For instance, work on the latest Indiana Jones film required Cad & The Dandy to outfit the 7’2” Dutch bodybuilder Olivier Richters—and then reproduce his wardrobe exactly for a body double that was well over a foot shorter. And an upcoming, big-budget period piece set before the advent of electricity demanded complete handmaking across its entire wardrobe.

“We had to sew shirts with every seam done by hand because the camera might pick out that detail,” Sleater says.

Jack Farthing wears Cad & The Dandy suits to play then-Prince Charles in 2021's Spencer.
Jack Farthing wears Cad & The Dandy suits to play then-Prince Charles in 2021’s Spencer.

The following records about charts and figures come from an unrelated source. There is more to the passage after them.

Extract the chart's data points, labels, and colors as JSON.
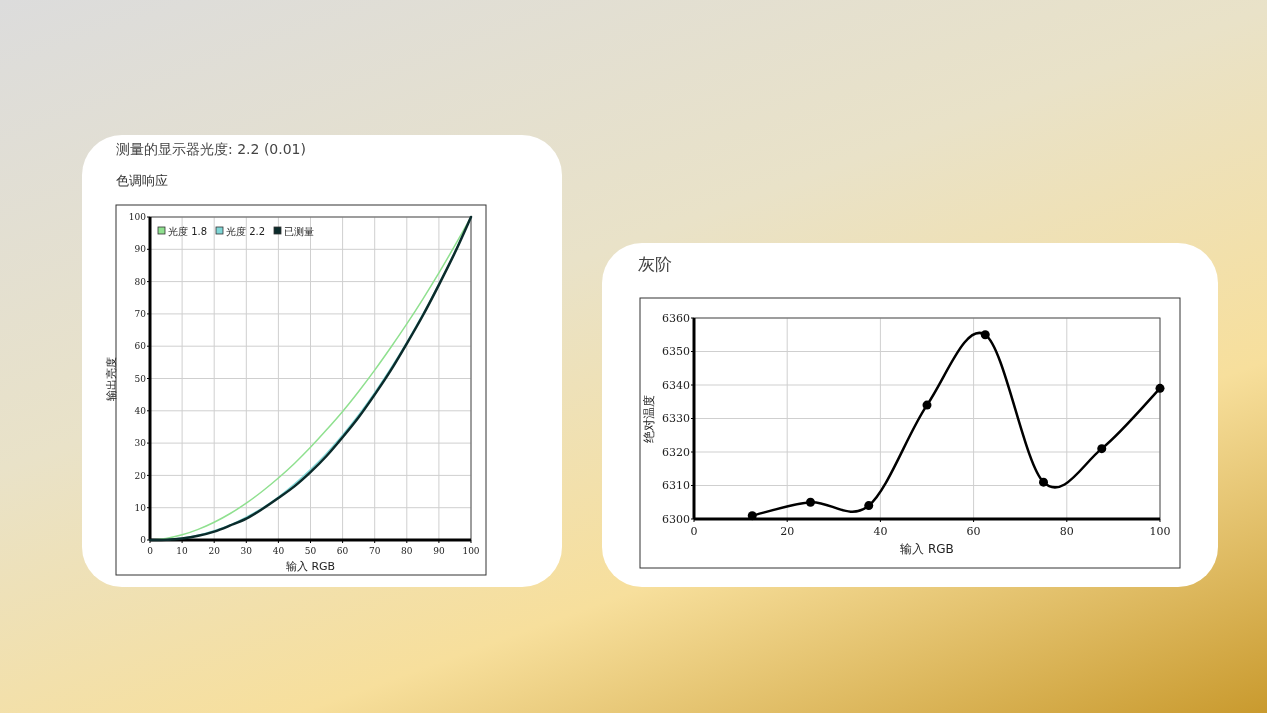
{
  "chart_data": [
    {
      "type": "line",
      "title": "测量的显示器光度: 2.2 (0.01)",
      "subtitle": "色调响应",
      "xlabel": "输入 RGB",
      "ylabel": "输出亮度",
      "x": [
        0,
        5,
        10,
        15,
        20,
        25,
        30,
        35,
        40,
        45,
        50,
        55,
        60,
        65,
        70,
        75,
        80,
        85,
        90,
        95,
        100
      ],
      "series": [
        {
          "name": "光度 1.8",
          "color": "#8fe08f",
          "values": [
            0,
            0.5,
            1.6,
            3.3,
            5.5,
            8.2,
            11.4,
            15.1,
            19.2,
            23.7,
            28.7,
            34.1,
            39.8,
            46,
            52.6,
            59.6,
            66.9,
            74.6,
            82.7,
            91.2,
            100
          ]
        },
        {
          "name": "光度 2.2",
          "color": "#7fd6d6",
          "values": [
            0,
            0.1,
            0.6,
            1.5,
            2.9,
            4.7,
            7.1,
            9.9,
            13.3,
            17.3,
            21.8,
            26.8,
            32.5,
            38.7,
            45.6,
            53.1,
            61.2,
            69.9,
            79.3,
            89.3,
            100
          ]
        },
        {
          "name": "已测量",
          "color": "#0b2b2b",
          "values": [
            0,
            0.1,
            0.5,
            1.3,
            2.6,
            4.5,
            6.6,
            9.6,
            13,
            16.6,
            21,
            26,
            31.8,
            38,
            45,
            52.5,
            60.8,
            69.5,
            79,
            89,
            100
          ]
        }
      ],
      "xlim": [
        0,
        100
      ],
      "ylim": [
        0,
        100
      ],
      "xticks": [
        0,
        10,
        20,
        30,
        40,
        50,
        60,
        70,
        80,
        90,
        100
      ],
      "yticks": [
        0,
        10,
        20,
        30,
        40,
        50,
        60,
        70,
        80,
        90,
        100
      ],
      "grid": true,
      "legend": "top left",
      "marker": "none",
      "line_style": "solid"
    },
    {
      "type": "line",
      "title": "灰阶",
      "xlabel": "输入 RGB",
      "ylabel": "绝对温度",
      "x": [
        12.5,
        25,
        37.5,
        50,
        62.5,
        75,
        87.5,
        100
      ],
      "series": [
        {
          "color": "#000000",
          "values": [
            6301,
            6305,
            6304,
            6334,
            6355,
            6311,
            6321,
            6339
          ]
        }
      ],
      "xlim": [
        0,
        100
      ],
      "ylim": [
        6300,
        6360
      ],
      "xticks": [
        0,
        20,
        40,
        60,
        80,
        100
      ],
      "yticks": [
        6300,
        6310,
        6320,
        6330,
        6340,
        6350,
        6360
      ],
      "grid": true,
      "marker": "circle",
      "line_style": "solid"
    }
  ]
}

Cad & The Dandy has also benefitted from an increasing number of productions—particularly those from streaming services—being filmed in the U.K. One recent example was Marvel’s Secret Invasion, for which it had to make an overcoat for Samuel L. Jackson to wear as Nick Fury. The overcoat was made from a “very, very lightweight” cloth but lined with pure cashmere to keep Jackson insulated when shooting outdoors in England’s frigid north.

Perhaps no job benefitted from Cad & The Dandy’s position on Savile Row as did the 2021 historical drama Spencer, which starred Kristen Stewart as Princess Diana and Jack Farthing as the then-Prince Charles. Cad & The Dandy’s head cutter, Stephen Allen, had cut for the king while working at Anderson & Sheppard, and had retained cuts of the cloths used to make Charles’s garments in his archives.

“We could almost match the cloths and be really true to life by in essence making exact replicas of what was made for him in the ‘80s,” Sleater says.

While Cad & The Dandy’s costume trade has boomed recently, the multiple strikes currently roiling the entertainment industry may lead to a temporary dearth. So instead, the business plans to get ahead of schedule on making its ready-to-wear collection, so that it may be the first in line to again answer Hollywood’s call.

“That means that we’ve got more flexibility, should someone come along and say we need one, two, three, four, or 100 suits for a film,” Sleater says.

And who knows—maybe it’ll get to tailor a pink two-piece for Barbie 2.